Right, that's how we use potential energy. It's related to how much work someone would have to do to move the object around, and the applied force would be in the opposite direction of the conservative force, so you get a negative sign.

[hotcommodity]

But as far as the integral goes, I'm confused where the negative comes in? Is that an inappropriate way of finding the work done?..

[swansont]

Ah, OK. The negative sign comes from the way that PE is defined, not from that integral.
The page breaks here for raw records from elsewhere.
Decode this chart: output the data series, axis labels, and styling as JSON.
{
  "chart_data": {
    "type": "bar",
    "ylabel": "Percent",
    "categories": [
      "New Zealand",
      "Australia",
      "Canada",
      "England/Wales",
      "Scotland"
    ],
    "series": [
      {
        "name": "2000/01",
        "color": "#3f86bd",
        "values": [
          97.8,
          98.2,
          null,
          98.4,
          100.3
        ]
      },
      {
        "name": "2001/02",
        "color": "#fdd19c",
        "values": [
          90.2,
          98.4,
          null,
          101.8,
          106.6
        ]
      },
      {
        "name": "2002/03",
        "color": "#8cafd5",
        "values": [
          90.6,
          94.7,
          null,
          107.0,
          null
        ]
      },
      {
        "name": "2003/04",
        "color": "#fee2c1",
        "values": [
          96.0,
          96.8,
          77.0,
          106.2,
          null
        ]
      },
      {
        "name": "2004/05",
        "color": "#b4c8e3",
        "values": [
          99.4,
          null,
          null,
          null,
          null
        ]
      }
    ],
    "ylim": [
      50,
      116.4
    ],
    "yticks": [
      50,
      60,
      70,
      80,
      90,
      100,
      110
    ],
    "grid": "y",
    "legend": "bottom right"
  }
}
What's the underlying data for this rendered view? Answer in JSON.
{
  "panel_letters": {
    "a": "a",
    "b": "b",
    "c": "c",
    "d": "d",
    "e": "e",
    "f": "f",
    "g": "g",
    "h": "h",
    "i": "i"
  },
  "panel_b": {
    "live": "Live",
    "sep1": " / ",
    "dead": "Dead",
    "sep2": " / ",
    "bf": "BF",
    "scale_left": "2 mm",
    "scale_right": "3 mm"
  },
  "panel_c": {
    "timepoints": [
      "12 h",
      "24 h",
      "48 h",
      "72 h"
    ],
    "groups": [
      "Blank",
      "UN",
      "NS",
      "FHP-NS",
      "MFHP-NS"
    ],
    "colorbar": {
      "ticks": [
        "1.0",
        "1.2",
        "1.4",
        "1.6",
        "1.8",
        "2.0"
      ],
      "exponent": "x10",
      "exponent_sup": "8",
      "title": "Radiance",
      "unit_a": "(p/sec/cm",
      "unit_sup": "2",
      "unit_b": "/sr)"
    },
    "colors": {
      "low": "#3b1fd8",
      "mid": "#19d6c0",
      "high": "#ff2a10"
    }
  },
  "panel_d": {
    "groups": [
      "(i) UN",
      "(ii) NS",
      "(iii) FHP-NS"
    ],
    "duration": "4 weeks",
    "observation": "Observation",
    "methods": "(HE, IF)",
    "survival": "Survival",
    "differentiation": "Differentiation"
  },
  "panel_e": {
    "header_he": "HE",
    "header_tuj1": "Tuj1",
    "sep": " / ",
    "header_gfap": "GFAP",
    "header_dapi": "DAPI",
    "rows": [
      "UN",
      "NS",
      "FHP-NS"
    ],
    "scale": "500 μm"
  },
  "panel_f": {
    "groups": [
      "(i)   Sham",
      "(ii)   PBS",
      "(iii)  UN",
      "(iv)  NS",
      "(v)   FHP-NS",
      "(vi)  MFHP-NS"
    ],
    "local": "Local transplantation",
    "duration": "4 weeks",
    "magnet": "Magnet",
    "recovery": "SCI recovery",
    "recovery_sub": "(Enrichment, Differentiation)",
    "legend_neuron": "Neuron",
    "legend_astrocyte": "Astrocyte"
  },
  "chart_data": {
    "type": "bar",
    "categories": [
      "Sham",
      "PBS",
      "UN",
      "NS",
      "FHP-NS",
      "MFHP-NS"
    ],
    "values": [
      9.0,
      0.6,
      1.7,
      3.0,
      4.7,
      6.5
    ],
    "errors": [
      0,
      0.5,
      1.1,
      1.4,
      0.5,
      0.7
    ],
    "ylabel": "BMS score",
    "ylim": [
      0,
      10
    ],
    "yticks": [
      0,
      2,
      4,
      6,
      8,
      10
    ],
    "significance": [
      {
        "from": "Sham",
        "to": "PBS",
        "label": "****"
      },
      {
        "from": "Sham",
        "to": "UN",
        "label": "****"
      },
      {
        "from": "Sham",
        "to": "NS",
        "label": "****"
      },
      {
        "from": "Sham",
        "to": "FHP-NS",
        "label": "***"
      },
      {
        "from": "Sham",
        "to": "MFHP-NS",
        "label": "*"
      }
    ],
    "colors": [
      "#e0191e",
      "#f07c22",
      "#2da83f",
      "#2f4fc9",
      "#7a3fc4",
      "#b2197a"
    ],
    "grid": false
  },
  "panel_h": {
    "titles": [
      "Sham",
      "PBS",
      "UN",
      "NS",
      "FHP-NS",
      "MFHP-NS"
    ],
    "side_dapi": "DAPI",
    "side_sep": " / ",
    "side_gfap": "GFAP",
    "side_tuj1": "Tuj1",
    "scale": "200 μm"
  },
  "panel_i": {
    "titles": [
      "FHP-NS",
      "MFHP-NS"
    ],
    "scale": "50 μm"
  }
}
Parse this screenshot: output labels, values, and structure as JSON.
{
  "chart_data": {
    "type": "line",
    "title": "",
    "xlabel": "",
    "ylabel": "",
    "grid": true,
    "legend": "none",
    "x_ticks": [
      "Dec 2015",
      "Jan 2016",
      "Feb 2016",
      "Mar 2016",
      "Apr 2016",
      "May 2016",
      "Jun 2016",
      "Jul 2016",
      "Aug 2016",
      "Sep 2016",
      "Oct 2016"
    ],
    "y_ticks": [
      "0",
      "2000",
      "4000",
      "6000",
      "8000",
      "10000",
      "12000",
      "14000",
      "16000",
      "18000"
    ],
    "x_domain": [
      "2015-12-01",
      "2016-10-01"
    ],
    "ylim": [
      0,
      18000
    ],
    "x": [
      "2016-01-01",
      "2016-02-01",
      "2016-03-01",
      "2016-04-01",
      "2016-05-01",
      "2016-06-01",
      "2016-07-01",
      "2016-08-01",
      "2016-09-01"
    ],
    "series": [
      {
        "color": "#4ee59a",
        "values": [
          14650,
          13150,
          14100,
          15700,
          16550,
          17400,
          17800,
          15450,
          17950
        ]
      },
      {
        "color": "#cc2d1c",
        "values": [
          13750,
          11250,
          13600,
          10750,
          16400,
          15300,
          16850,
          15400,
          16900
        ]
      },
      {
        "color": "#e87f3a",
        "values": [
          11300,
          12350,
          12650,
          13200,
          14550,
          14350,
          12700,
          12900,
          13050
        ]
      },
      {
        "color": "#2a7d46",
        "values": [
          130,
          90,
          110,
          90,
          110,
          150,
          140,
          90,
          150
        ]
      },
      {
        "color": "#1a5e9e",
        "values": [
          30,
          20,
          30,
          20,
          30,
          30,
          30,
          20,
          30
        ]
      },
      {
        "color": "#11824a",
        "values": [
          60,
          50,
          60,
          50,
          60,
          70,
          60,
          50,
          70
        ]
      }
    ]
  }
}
The work-energy theorem states that [math]W = \Delta KE[/math] and conservation of (mechanical) energy dictates that if [math]W_{noncons} = 0, \Delta KE + \Delta PE = 0[/math] which leaves you with [math]W_{cons} = -\Delta PE[/math]

[hotcommodity]

I see. But there's no way to use that definition of the dot product to find that its negative change in potential energy? I was told that some work definitions are for special cases.

 

Edit: btw, I missed an integral in the opening post, sorry.

[tvp45]

I see. But there's no way to use that definition of the dot product to find that its negative change in potential energy? I was told that some work definitions are for special cases.

 

Edit: btw, I missed an integral in the opening post, sorry.

 

What are your integration limits?

[hotcommodity]

I'd be integrating from the initial height to the final height.

[swansont]

I'd be integrating from the initial height to the final height.

 

That will give you a - sign if you are using the usual coordinate system with the y axis being up.

[hotcommodity]

I know there are a few equations used to find the work done on an object, I'm just trying to use all of them to prove the same thing. But I'm still missing the negative sign when I use the magnitude definition of the dot product.

 

Using vectors I'd have:

 

[math]W_{grav} = \int^{h_f}_{h_0} \vec{F} \cdot d\vec{r} = \int^{h_f}_{h_0} <0, -mg, 0> \cdot <dx, dy, dz> = -mg \int^{h_f}_{h_0} dy[/math]

 

Evaluate the integral:

 

[math] W_{grav} = -mg(h_f - h_0) = -\Delta U [/math]

 

Using components I'd have:

 

[math]W_{grav} = \int^{h_f}_{h_0} \vec{F} \cdot d\vec{r} = \int^{x_f}_{x_0} F_x dx + \int^{y_f}_{y_0} F_y dy + \int^{z_f}_{z_0} F_z dz [/math]

 

Zero force occurs in the x and z directions, so I get:

 

[math]W_{grav} = -mg \int^{h_f}_{h_0} dy = -mg(h_f - h_0) = -\Delta U [/math]

 

But when I use the definition of the dot product using magnitudes, I get:

 

[math]W_{grav} = \int^{h_f}_{h_0} \vec{F} \cdot d\vec{r} = \int^{h_f}_{h_0} |mg||dr| cos\theta = mg \int^{h_f}_{h_0} dr = mg(h_f - h_0) = \Delta U [/math]

 

The negative is missing in this case because I only use magnitudes. I'm not sure where my reasoning is flawed.